Alhamdulillah, NAIF masih bertahan sampai sekarang. Masih bisa hidup dan menghidupi para personilnya beserta keluarganya, dan kru-krunya. Tahun ini, tepatnya 22 Oktober 2012 nanti, NAIF menginjak usia 17 tahun, dan masih hidup. Gue nggak pernah sama sekali berpikir untuk pindah haluan. Semua energi dan pikiran gue akan gue salurkan di band yang udah bikin gue jatuh cinta dan memilihnya untuk jadi “pegangan’ hidup gue. RAKSASA, KomikNAIF, Setan Jalanan, Bonbinben? Itu adalah projects. Itu adalah media pencurahan energi gue yang berlebih. Kalau itu semua bisa jadi besar, itu adalah bonus untuk gue. Syukur kalau bisa jadi sebuah bisnis yang panjang. Musisi juga butuh dana pensiun, mas. Hahaha… Tapi kalau pun nggak jadi apa-apa, ya setidaknya gue udah berkarya dan berusaha.

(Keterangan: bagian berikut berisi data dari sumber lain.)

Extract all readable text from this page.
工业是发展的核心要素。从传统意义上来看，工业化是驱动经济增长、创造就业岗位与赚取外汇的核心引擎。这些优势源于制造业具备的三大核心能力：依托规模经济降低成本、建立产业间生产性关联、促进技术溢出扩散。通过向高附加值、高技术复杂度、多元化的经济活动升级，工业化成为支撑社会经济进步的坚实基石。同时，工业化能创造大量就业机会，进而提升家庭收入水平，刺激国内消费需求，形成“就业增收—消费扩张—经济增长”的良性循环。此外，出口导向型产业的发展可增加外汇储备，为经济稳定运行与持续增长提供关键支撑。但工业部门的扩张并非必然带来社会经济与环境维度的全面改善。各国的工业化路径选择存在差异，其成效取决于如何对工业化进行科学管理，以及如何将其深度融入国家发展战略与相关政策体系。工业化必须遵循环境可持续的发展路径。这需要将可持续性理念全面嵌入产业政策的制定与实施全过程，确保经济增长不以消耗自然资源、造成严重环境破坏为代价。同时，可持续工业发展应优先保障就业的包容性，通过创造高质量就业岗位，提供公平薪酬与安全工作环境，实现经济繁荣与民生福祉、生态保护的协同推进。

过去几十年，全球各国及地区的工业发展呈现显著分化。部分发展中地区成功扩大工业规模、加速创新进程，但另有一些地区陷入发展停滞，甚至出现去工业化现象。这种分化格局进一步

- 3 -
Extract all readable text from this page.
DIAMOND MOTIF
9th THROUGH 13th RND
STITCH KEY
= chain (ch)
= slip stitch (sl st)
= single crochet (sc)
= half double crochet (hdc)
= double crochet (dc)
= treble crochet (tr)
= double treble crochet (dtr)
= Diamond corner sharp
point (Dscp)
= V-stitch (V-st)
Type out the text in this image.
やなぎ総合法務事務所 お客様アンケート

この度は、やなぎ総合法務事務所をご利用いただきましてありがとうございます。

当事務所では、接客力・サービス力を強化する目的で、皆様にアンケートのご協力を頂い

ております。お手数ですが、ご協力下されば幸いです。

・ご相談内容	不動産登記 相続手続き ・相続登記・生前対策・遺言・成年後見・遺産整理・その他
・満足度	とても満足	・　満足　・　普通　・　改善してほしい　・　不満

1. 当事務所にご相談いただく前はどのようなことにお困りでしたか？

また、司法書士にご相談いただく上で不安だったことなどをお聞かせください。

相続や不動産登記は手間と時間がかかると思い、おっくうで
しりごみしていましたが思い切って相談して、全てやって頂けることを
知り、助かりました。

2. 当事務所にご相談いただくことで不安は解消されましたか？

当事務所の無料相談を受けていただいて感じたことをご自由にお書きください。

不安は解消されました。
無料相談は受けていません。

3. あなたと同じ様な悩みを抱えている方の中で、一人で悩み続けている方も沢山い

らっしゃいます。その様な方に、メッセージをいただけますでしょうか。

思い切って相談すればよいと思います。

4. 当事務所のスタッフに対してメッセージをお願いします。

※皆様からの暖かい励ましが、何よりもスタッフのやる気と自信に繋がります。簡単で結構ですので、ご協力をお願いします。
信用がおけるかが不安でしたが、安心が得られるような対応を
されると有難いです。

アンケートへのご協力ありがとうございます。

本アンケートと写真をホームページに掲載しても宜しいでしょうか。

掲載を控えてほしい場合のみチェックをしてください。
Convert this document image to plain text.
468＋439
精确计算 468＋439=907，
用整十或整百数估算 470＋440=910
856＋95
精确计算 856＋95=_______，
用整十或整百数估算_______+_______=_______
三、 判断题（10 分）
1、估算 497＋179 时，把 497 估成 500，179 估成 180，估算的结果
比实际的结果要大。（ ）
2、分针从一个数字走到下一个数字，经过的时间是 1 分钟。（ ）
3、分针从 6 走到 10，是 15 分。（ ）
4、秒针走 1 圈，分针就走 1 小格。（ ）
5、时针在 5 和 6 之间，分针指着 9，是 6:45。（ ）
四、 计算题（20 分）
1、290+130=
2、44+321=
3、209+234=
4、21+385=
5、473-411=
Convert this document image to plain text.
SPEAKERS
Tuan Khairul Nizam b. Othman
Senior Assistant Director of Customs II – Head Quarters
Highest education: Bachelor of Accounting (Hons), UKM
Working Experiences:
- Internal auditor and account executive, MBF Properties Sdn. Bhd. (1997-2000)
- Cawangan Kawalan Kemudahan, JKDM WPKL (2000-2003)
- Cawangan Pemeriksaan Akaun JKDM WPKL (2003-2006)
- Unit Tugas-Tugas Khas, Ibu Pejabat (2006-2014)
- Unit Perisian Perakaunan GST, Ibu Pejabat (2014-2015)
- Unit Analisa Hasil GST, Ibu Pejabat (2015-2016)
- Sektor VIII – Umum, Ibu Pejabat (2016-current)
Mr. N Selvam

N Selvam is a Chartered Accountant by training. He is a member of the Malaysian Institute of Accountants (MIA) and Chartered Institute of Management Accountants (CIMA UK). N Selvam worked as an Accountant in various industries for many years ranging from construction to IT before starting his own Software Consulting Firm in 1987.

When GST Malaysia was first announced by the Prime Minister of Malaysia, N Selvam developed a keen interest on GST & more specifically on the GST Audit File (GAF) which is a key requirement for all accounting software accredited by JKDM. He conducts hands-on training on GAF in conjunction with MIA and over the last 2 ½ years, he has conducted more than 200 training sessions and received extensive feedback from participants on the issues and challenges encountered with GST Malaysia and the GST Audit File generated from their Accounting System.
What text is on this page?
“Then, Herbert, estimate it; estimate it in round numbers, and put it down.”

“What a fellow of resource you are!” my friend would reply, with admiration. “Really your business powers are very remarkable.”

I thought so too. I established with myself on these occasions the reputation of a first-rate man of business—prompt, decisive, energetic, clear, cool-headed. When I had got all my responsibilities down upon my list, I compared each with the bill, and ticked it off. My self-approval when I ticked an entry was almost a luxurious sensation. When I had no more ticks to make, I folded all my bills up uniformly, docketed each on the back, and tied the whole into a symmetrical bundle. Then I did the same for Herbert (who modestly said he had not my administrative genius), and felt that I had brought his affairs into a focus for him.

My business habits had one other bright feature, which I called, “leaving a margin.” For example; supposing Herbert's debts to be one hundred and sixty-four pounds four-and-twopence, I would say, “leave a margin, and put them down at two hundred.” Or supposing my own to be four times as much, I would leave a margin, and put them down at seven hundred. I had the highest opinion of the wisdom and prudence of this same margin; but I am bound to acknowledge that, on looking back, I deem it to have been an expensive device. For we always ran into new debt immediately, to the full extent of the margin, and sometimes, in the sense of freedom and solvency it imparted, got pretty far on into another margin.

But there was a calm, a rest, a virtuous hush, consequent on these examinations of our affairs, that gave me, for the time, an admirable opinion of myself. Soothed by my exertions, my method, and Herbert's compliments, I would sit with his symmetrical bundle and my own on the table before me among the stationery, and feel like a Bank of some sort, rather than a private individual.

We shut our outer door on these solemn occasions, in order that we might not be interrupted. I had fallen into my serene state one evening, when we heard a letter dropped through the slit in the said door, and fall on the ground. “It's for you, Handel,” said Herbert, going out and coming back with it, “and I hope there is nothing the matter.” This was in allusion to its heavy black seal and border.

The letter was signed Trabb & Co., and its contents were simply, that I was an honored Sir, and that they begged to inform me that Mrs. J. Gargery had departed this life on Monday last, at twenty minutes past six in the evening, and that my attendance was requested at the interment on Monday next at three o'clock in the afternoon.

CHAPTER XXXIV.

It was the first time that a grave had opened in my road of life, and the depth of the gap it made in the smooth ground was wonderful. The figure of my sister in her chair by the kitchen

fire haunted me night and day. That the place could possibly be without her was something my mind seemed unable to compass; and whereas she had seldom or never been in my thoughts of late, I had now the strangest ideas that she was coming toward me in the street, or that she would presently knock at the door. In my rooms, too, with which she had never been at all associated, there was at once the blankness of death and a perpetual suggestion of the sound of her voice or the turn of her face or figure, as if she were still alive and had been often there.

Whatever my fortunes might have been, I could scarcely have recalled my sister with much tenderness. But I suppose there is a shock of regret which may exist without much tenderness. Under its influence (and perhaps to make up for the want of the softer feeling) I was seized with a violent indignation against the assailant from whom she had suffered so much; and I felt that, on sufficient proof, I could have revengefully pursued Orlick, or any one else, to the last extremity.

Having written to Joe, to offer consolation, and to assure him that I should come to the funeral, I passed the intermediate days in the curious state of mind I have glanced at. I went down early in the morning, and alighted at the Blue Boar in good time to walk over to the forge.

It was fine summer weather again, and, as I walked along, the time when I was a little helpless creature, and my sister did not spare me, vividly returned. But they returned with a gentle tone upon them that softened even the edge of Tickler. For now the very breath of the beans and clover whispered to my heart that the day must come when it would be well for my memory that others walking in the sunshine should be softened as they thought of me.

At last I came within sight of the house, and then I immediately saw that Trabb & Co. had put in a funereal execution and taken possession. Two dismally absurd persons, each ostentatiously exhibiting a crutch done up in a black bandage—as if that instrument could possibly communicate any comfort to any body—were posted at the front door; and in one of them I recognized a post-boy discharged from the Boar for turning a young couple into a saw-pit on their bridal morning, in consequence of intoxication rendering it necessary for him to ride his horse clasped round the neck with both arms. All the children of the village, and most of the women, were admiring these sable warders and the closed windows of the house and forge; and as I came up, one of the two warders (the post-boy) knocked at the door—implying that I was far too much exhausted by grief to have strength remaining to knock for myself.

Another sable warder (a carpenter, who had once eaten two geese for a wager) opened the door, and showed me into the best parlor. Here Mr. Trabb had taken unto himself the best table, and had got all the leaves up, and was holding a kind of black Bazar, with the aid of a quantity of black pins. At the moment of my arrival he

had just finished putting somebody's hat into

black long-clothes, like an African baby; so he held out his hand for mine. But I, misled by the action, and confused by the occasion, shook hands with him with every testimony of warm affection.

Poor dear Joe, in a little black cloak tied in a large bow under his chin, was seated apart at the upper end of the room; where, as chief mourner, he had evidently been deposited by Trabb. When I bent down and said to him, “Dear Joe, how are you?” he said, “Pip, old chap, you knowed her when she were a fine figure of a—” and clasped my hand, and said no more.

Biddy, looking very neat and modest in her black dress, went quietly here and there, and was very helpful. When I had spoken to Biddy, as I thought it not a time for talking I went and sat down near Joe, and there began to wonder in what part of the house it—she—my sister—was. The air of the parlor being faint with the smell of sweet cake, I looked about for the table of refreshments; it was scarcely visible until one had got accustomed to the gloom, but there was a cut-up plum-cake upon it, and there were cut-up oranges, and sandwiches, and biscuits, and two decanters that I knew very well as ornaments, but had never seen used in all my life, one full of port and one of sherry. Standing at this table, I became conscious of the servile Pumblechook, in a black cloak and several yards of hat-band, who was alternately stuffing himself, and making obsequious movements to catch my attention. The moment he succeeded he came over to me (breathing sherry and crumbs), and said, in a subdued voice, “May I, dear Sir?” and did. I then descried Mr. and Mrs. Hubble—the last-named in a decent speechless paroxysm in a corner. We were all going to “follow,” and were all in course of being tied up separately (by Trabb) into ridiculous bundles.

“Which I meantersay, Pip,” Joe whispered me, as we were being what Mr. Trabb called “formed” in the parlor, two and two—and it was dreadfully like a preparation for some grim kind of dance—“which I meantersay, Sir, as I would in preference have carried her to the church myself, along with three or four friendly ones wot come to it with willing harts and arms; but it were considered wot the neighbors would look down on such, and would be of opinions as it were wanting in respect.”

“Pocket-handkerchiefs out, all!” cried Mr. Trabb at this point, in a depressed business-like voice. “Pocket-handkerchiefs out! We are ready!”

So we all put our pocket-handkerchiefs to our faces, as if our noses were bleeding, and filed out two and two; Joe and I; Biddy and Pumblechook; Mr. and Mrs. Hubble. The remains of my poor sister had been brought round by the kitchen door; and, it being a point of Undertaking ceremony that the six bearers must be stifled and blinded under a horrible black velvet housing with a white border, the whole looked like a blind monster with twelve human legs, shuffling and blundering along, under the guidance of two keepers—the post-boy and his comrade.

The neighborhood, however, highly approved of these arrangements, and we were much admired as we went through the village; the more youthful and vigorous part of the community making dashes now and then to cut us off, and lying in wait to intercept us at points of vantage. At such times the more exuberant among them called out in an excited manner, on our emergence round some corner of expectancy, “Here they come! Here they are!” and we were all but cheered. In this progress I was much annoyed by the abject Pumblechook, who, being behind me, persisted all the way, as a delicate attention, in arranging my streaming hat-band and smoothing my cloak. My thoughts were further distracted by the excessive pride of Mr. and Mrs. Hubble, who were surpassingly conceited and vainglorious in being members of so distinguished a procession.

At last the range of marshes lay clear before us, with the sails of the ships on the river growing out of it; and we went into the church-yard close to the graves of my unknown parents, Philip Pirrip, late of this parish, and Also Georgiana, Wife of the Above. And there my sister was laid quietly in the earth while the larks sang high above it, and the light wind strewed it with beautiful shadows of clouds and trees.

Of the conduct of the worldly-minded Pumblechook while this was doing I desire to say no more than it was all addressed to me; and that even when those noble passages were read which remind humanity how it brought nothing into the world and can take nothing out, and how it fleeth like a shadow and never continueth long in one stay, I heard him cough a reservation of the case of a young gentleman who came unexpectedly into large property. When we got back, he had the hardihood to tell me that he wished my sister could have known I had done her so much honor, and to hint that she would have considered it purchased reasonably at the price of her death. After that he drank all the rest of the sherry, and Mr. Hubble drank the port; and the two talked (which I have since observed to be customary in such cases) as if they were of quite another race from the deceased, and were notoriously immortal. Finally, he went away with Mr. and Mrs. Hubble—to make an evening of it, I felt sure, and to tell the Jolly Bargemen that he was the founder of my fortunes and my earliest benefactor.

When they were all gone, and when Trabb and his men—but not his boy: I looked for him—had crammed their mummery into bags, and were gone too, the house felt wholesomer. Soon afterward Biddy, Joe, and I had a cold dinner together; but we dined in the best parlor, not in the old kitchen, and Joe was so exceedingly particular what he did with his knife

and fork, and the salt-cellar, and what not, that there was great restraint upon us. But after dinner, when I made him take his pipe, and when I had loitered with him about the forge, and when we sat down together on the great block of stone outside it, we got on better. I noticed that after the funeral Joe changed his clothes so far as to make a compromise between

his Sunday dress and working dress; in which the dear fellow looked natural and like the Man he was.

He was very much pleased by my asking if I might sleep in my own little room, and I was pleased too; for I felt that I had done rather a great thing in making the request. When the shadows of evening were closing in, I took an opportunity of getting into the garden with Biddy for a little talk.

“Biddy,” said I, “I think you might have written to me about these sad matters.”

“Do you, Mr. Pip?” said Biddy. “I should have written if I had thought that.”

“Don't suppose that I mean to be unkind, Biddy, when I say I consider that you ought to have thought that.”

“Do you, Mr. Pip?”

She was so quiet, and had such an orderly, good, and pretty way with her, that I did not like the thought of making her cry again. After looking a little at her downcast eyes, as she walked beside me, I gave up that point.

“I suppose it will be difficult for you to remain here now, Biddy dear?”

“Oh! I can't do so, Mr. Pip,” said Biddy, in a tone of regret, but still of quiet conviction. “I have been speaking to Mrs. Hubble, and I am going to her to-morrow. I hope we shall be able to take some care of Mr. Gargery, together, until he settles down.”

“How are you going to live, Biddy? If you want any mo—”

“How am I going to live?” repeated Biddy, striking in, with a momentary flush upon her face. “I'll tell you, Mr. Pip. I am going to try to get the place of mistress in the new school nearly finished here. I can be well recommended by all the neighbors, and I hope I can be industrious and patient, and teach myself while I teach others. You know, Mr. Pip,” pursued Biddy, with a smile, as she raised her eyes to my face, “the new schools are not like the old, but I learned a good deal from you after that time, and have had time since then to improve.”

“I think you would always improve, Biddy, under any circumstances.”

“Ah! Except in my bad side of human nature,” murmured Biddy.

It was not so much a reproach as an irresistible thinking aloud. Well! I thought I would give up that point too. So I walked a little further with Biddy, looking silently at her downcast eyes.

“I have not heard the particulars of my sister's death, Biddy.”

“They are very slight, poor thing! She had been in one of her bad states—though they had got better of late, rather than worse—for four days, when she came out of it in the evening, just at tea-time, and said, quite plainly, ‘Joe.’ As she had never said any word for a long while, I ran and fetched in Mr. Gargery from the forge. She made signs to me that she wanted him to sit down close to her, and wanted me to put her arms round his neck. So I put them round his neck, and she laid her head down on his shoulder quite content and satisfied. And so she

Totalitas! Itu kuncinya. Sekali kita menentukan pilihan, curahkan 90% energi positif kita ke situ. Yang 10%-nya adalah hati tenang yang netral, sebagai amunisi kita saat yang 90% gagal di tengah jalan, untuk membangkitkan semangat supaya yang 10% tadi bisa menjadi 100% lagi dalam membuka halaman baru. Kita nggak pernah tau apa yang akan terjadi di depan, kawan. Butuh sesuatu yang keras untuk melalui hidup yang keras ini.

Coke
Ini adalah job di awa-awal karir gue sebagai tukang gambar storyboard iklan, 1999.

Si Jeruk
Disain karakter Si Jeruk, tokoh di iklan Nutrisari, 2000.

Talk Show
Ini adalah konsep talkshow saat gue kerja freelance di sebuah advertising agency, 2001.